Childhood Anger and Relationships

Anger is one hell of an emotion. Our bodies may become tight, we may clench our fists, turn red, get hot, or begin to shake. We may find ourselves doing and saying things that under normal conditions, we would never consider. But what happens if you grew up in a household that did not allow you the right to be angry?

As a kid, Gayle was subconsciously taught to bottle her anger inside, a practice she then carried into adulthood.  She was not allowed to express herself or disagree with her parents on anything. By suppressing her anger, she essentially lost her voice and never learned how to control her anger when it eventually bubbled to the surface.

When emotions such as anger are suppressed, we don’t develop coping skills.  Instead, we keep whatever is bothering us inside until it builds and builds. All we need is one tiny event to occur that causes our anger to show up without restraint. Such is the case with Gayle.
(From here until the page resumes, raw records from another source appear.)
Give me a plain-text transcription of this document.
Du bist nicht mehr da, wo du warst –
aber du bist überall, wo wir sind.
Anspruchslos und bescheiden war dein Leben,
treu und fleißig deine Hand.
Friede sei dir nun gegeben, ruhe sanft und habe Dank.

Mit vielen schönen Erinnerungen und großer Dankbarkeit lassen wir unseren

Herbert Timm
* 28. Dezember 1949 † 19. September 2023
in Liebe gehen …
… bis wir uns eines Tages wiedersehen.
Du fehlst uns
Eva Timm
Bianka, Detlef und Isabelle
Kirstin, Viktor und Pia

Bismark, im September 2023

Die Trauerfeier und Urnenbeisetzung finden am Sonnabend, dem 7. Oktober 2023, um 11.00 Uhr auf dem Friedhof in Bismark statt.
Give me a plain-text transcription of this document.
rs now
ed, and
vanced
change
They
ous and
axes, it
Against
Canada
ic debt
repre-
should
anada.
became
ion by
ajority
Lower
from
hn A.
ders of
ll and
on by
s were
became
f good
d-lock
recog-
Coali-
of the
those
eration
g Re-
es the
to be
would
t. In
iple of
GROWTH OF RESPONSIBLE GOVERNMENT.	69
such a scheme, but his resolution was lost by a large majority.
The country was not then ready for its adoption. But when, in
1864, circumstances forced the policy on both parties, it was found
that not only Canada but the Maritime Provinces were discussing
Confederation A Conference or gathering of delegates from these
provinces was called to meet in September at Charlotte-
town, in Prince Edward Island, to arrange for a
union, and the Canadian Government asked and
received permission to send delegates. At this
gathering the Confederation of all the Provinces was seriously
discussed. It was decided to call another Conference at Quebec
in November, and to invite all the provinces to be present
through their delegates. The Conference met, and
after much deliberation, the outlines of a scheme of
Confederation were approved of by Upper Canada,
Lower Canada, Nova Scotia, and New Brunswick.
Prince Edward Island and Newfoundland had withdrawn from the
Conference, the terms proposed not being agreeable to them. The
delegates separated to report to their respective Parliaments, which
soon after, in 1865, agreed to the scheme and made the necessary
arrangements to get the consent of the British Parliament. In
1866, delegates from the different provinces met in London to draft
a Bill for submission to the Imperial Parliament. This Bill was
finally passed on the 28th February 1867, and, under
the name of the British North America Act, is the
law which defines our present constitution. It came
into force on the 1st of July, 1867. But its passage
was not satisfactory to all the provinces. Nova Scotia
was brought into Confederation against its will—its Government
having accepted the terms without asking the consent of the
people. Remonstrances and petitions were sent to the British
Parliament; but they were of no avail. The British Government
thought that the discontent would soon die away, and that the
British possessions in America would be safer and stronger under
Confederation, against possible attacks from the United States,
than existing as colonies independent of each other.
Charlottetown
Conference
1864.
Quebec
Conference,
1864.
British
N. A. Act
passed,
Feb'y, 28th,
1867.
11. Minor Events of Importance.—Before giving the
As an adult, Gayle rarely talks to anyone about her problems. When life catches up with her and throws her a curve ball, she can react just like a can of soda that is shaken and then opened. Her emotions come pouring out of her uncontrollably. She explodes in anger or finds herself overwhelmed with tears.

Every single emotion serves a purpose, including anger. Growing up without it means that we will not have the opportunity to develop the coping skills that enable us to manage or handle our anger. And too often, anger is simply a mask for feeling unwanted, embarrassed, hurt, or humiliated.  If we have zero experience with anger, it is much more likely it will overwhelm us at every opportunity. We will live within the stage of anger, instead of using it as a signal for when we have begun to allow a person or an experience to overtake our sense of happiness.
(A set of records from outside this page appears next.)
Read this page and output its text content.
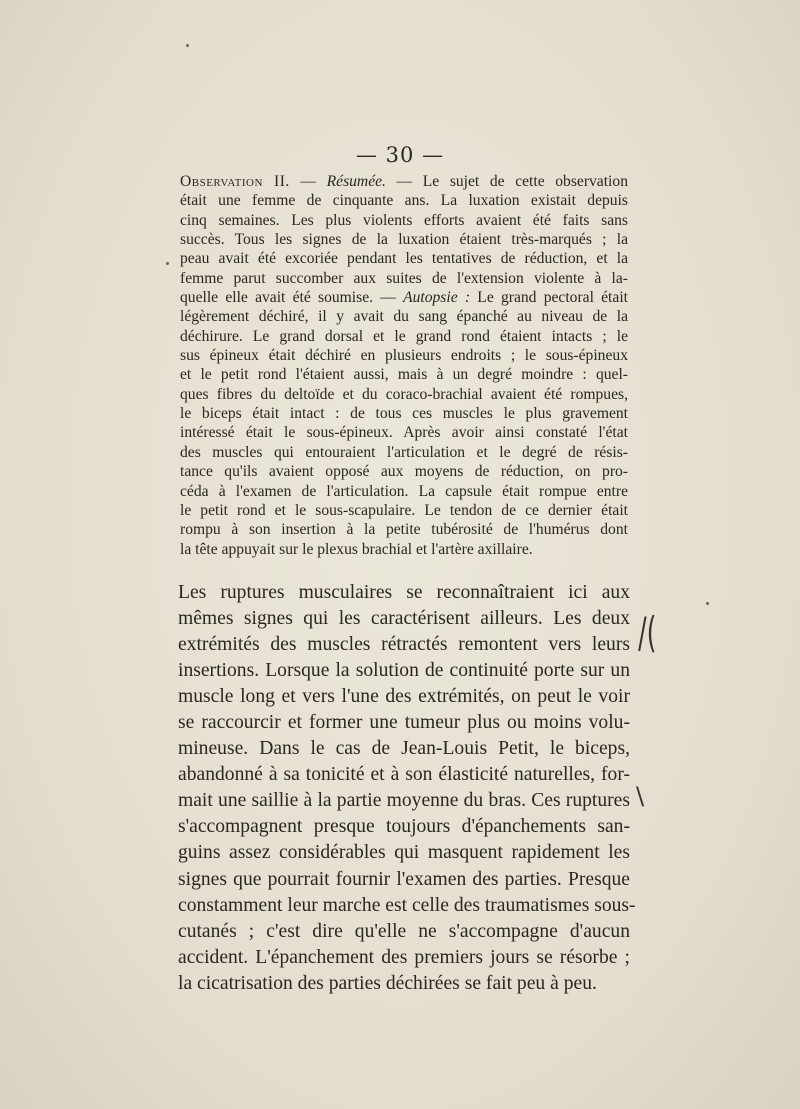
— 30 —
Observation II. — Résumée. — Le sujet de cette observation
était une femme de cinquante ans. La luxation existait depuis
cinq semaines. Les plus violents efforts avaient été faits sans
succès. Tous les signes de la luxation étaient très-marqués ; la
peau avait été excoriée pendant les tentatives de réduction, et la
femme parut succomber aux suites de l'extension violente à la-
quelle elle avait été soumise. — Autopsie : Le grand pectoral était
légèrement déchiré, il y avait du sang épanché au niveau de la
déchirure. Le grand dorsal et le grand rond étaient intacts ; le
sus épineux était déchiré en plusieurs endroits ; le sous-épineux
et le petit rond l'étaient aussi, mais à un degré moindre : quel-
ques fibres du deltoïde et du coraco-brachial avaient été rompues,
le biceps était intact : de tous ces muscles le plus gravement
intéressé était le sous-épineux. Après avoir ainsi constaté l'état
des muscles qui entouraient l'articulation et le degré de résis-
tance qu'ils avaient opposé aux moyens de réduction, on pro-
céda à l'examen de l'articulation. La capsule était rompue entre
le petit rond et le sous-scapulaire. Le tendon de ce dernier était
rompu à son insertion à la petite tubérosité de l'humérus dont
la tête appuyait sur le plexus brachial et l'artère axillaire.
Les ruptures musculaires se reconnaîtraient ici aux
mêmes signes qui les caractérisent ailleurs. Les deux
extrémités des muscles rétractés remontent vers leurs
insertions. Lorsque la solution de continuité porte sur un
muscle long et vers l'une des extrémités, on peut le voir
se raccourcir et former une tumeur plus ou moins volu-
mineuse. Dans le cas de Jean-Louis Petit, le biceps,
abandonné à sa tonicité et à son élasticité naturelles, for-
mait une saillie à la partie moyenne du bras. Ces ruptures
s'accompagnent presque toujours d'épanchements san-
guins assez considérables qui masquent rapidement les
signes que pourrait fournir l'examen des parties. Presque
constamment leur marche est celle des traumatismes sous-
cutanés ; c'est dire qu'elle ne s'accompagne d'aucun
accident. L'épanchement des premiers jours se résorbe ;
la cicatrisation des parties déchirées se fait peu à peu.
/(
\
As a kid, one of the most harmful things that our parents can do is to take away our right to feel. Just like everything else in this world, anger is normal in moderation. Not enough anger causes us to blur boundaries. We may not speak up when we have had too much, encouraging others to take advantage of us. Too much anger, on the other hand, may trigger an explosive temper or cause us to completely shut down.
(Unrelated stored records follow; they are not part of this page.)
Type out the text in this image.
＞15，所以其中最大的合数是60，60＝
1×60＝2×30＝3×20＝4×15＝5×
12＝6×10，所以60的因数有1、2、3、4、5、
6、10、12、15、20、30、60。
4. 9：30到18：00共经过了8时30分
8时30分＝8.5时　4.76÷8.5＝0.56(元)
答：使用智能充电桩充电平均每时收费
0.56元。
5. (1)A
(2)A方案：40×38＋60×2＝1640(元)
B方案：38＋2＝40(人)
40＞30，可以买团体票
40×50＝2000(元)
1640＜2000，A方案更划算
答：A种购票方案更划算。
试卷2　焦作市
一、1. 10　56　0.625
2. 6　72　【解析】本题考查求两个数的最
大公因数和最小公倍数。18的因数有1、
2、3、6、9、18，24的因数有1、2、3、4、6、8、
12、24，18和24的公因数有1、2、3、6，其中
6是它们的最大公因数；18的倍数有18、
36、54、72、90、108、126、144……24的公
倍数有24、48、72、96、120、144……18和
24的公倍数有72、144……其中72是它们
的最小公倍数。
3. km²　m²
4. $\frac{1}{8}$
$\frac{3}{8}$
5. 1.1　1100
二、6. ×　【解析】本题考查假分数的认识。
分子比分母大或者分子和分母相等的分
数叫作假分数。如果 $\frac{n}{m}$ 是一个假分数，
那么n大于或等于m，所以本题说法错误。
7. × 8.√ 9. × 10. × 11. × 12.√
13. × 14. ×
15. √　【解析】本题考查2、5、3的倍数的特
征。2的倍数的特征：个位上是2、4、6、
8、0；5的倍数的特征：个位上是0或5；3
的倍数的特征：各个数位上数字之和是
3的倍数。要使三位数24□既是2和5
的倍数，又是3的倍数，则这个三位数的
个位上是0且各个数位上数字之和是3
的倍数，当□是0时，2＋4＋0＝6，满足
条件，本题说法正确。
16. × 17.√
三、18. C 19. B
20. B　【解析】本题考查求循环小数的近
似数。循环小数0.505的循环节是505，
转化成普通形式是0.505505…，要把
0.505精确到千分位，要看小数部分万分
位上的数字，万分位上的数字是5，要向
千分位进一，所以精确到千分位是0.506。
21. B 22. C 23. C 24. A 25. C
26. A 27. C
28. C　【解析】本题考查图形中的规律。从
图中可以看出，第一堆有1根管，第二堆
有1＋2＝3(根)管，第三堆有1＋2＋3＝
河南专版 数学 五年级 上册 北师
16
Children should always be allowed to experience the emotion of anger. Suppressing our anger increases its power and the magnitude of the issue or circumstance that created it. As a parent or caring adult, our job is not to prevent anger but to teach children how to release their anger in healthy ways such as writing, talking, playing sports, exercise, art, or poetry. Otherwise, holding in our anger can lead to stress, illness, headaches, ulcers, and countless other emotional and physical issues that we take into adulthood and then pass on to others we encounter in our personal and professional lives.